The 2018 session of the Indiana General Assembly is underway. On Wednesday, several hundred Indiana farmers gathered at the capital to meet with lawmakers on priority issues for the new session. It was the 9th annual Indiana Farm Bureau legislative kickoff, an opportunity for Farm Bureau members to articulate to lawmakers the issues impacting their farms. Topping the list was broadband. Justin Schneider, director of state government relations with Farm Bureau, says lawmakers need to understand just how important this issue is for rural Indiana, “This is not just a rural issue, but we need coverage in small towns and cities. We need it for farms, for businesses and schools. We need to get them to understand that what is available just does not work.”

Schneider says, right now, there is no specific plan or bill to deal with the issue, “Indiana does not have a comprehensive strategy on how to expand coverage across the state.” He added many lawmakers do not understand just how poor the coverage is in most of Indiana. The legislature passed a bill last session that dealt with easements for broadband, but was not a bill that moved a plan forward. Lt. Governor Suzanne Crouch, who spoke to the group during the kickoff, expressed support for broadband and said she recognizes the importance of access to rural communities.

Another top priority is protecting larger livestock operations.
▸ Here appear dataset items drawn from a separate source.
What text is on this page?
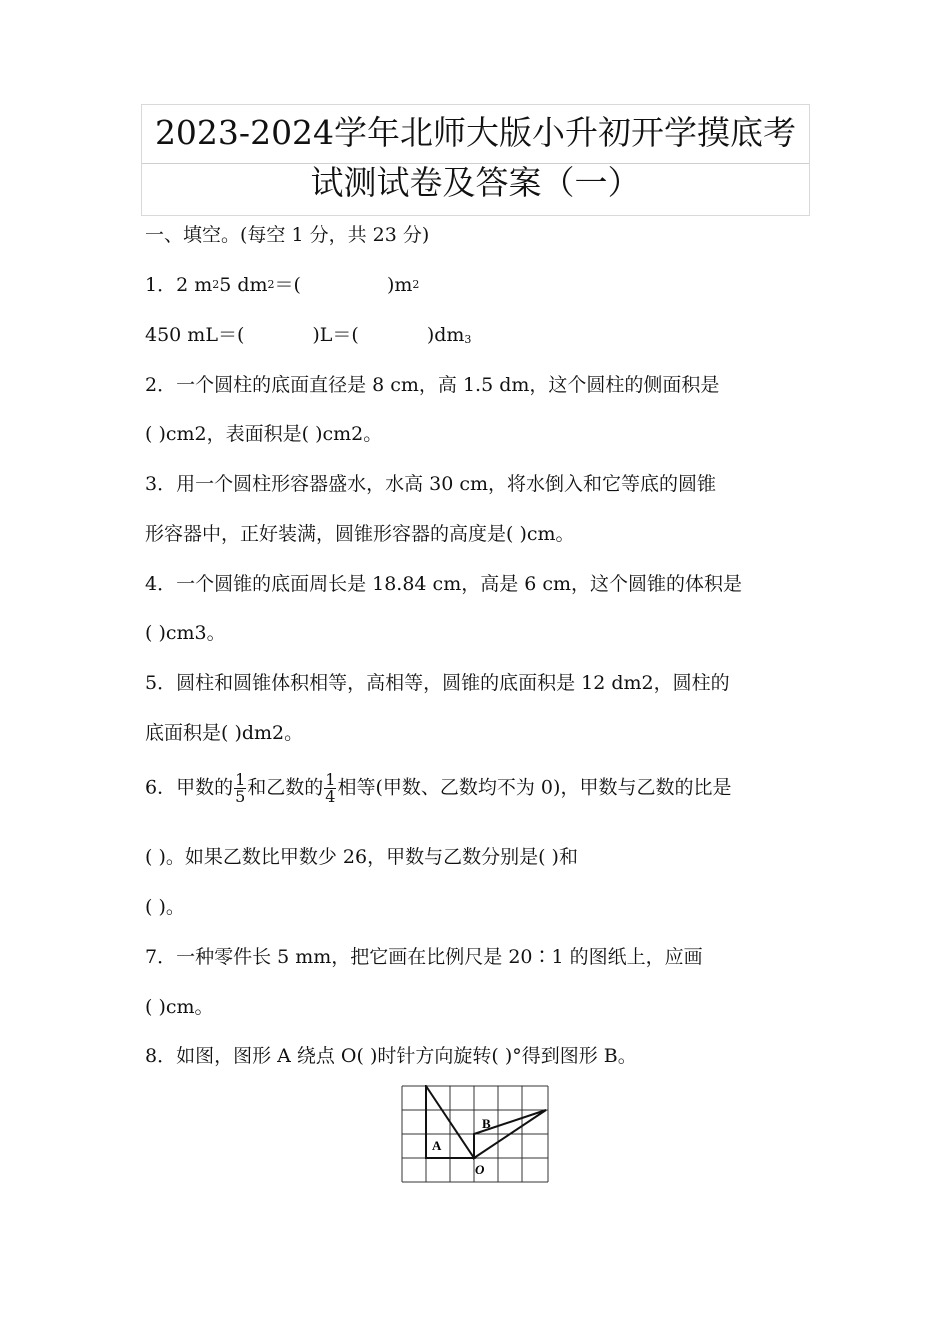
2023-2024学年北师大版小升初开学摸底考
试测试卷及答案（一）
一、填空。(每空 1 分，共 23 分)
1．2 $m^25$ $dm^2=$(	)$m^2$
450 mL＝(	)L＝(	)$dm_3$
2．一个圆柱的底面直径是 8 cm，高 1.5 dm，这个圆柱的侧面积是
( )cm2，表面积是( )cm2。
3．用一个圆柱形容器盛水，水高 30 cm，将水倒入和它等底的圆锥
形容器中，正好装满，圆锥形容器的高度是( )cm。
4．一个圆锥的底面周长是 18.84 cm，高是 6 cm，这个圆锥的体积是
( )cm3。
5．圆柱和圆锥体积相等，高相等，圆锥的底面积是 12 dm2，圆柱的
底面积是( )dm2。
6．甲数的 $\frac{1}{5}$ 和乙数的 $\frac{1}{4}$ 相等(甲数、乙数均不为 0)，甲数与乙数的比是
( )。如果乙数比甲数少 26，甲数与乙数分别是( )和
( )。
7．一种零件长 5 mm，把它画在比例尺是 20∶1 的图纸上，应画
( )cm。
8．如图，图形 A 绕点 O( )时针方向旋转( )°得到图形 B。
A
B
O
Schneider is hopeful this will not be an issue that comes up in the legislature, “We are hopeful we don’t have to deal with the livestock issue this year.” Last session, a bill designed to provide clarification on regulations on CAFOs became a major controversy and became the framework for strong opposition to livestock agriculture by groups like the Hoosier Environmental Council. A summer study committee produced inconclusive recommendations, and Farm Bureau plans to play defense on any livestock legislation. Crouch also pledged to keep an eye on any livestock-related legislation, “We are all in on growth in the Indiana livestock sector. These operations are vital to the viability of our communities and the agricultural economy.” This summer, with the help of Indiana Farm Bureau, over 50 lawmakers visited Indiana livestock farms to get a first-hand look at modern animal agriculture.

Food deserts, tax audits, and annexation are other issues that are on the Farm Bureau legislative agenda. The kickoff concluded with luncheon where farmers and legislators visited one-on-one about the issues and priorities laid out by Farm Bureau.